David tented his hands and leaned back in his chair, stole a glance out the window, and saw that Jerry Ford was standing on the sidewalk talking to Bennie Savone, their kids running around on the sidewalk together. Which was fine, generally. David had made the executive decision to let Bennie know all about the deal he’d made with Jerry, and Bennie didn’t care provided he got his beak wet. So they’d gone about it legally, getting the morgue staff trained to harvest tissue, even got all the proper forms, which they then doctored for use with those “clients” whose bodies could still be harvested, which wasn’t
many of them.
So many amateurs out there
, David thought. No honor in their work.

The mortuary hadn’t received its first official payment yet—Jerry said his company paid on a net-sixty after processing the tissue, which sounded reasonable to David, even if he wasn’t exactly sure what it meant—though already Jerry had made a nice donation to temple, a check for five grand last week, a promise for another five grand this week, which indicated to David that whatever
net-sixty
meant, it was going to be a nice payday.

Still, David didn’t like seeing Bennie and Jerry together on a public street, where anyone could snap a photo of them, particularly since that shit over at the club with the tourist getting stomped half to death was becoming a larger problem than Bennie could have imagined.

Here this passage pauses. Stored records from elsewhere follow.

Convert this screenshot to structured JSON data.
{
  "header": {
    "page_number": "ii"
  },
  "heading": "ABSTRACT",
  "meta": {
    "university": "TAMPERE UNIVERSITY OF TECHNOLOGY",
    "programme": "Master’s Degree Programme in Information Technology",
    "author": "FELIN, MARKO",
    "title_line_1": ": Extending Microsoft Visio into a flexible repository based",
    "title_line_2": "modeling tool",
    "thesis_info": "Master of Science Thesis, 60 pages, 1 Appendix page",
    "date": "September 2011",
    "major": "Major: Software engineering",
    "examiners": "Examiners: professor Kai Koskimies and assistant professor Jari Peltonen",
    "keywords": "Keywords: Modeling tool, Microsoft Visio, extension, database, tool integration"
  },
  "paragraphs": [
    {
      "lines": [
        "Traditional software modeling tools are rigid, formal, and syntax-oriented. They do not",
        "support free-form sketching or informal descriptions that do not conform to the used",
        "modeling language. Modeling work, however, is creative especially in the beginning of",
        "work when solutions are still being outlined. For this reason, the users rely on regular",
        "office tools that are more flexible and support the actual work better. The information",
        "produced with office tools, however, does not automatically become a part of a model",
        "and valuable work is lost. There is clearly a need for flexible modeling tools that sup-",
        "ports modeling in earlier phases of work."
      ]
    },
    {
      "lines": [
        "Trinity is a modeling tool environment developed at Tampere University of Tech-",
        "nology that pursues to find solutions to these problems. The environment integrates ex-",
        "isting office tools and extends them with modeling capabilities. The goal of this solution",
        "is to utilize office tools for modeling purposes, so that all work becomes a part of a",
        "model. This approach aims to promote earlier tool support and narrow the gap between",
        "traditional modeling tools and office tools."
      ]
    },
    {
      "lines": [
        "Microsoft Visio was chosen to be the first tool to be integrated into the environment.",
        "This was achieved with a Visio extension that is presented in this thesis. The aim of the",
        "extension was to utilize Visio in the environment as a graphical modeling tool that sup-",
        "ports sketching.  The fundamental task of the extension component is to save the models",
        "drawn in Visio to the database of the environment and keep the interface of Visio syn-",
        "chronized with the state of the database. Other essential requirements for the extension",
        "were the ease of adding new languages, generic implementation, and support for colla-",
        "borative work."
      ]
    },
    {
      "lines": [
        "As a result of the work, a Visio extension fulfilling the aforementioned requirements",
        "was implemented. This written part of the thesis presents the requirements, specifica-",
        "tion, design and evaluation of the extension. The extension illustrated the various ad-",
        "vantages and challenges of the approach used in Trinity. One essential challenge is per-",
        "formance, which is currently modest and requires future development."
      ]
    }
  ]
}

He’d followed David’s advice and gave up his bouncers, even offered to pay for the victim’s health care, which seemed to appease Metro, but word was that the feds were taking a hard look at the Wild Horse now, seeing as how both the bouncers were called “mob associates” in the
Review-Journal
over and over again. And the offer to pick up the medical costs didn’t exactly appease the family of the guy, who were now getting ready to sue the Wild Horse for, Bennie told him, “fifty-cocksucking-trillion-billion-dollars.”

Then one of the weekly papers did an exposé about how half the strip clubs in town were fronts for organized crime, explained in precise detail how the families had moved from the casino business into the legal skin business, it being more profitable to sell lap dances and overpriced Cristal than to illegally pimp out girls for sex. The house charged patrons twenty bucks just to walk in the door, then took 20 percent from every girl’s cash take, plus another 40 percent from the credit card
charges; the girls then had to tip out the bartenders, bouncers, the DJ, the house mom, bathroom attendants, and anyone else who happened to work the room . . . and then those people had to tip the house 20 percent on their take, too, plus 40 percent on
their
credit card tips. And then there was just the normal grift: charging twenty-dollar lap dances at a hundred a pop, charging a grand for a bottle of fifty-dollar Champagne, and if the customer complained to management, maybe management responded to the complaint with a hammer to the knees. If the person was smart, maybe they’d go home and dispute the charges at a safe distance from Bennie’s boys, but then who was smart at 3 a.m. in a strip club staring at a couple grand on their corporate American Express?

Credit cards. It made David’s head spin thinking about how Visa and MasterCard were bankrolling a big portion of Bennie’s crew.

Cash was another matter. A strip club was the easiest place on earth to wash hard cash, particularly when you could generate paperwork that said Champagne was legitimately billed at five hundred dollars a bottle. It was no fun to wash money twenty bucks at a time, but it was the easiest way to move it around in the mob.

He’d done it again. Claudia was still staring at him, waiting for his rabbinical ruling on . . . something . . . and he was zoned out, thinking business, making
her
wait. “Yes, well,” he said. He looked around his office for something to pull from, some bit of arcane wisdom that might solve whatever issue this woman was having, while not actually displaying to her that he had no idea what she was talking about. His eyes settled on a book of poetry about Jews that Rabbi Gottlieb had left. He retrieved the book from the shelf and paced the office for a moment
in silent contemplation. “Yes,” he repeated. “Are you familiar with Longfellow, Claudia?”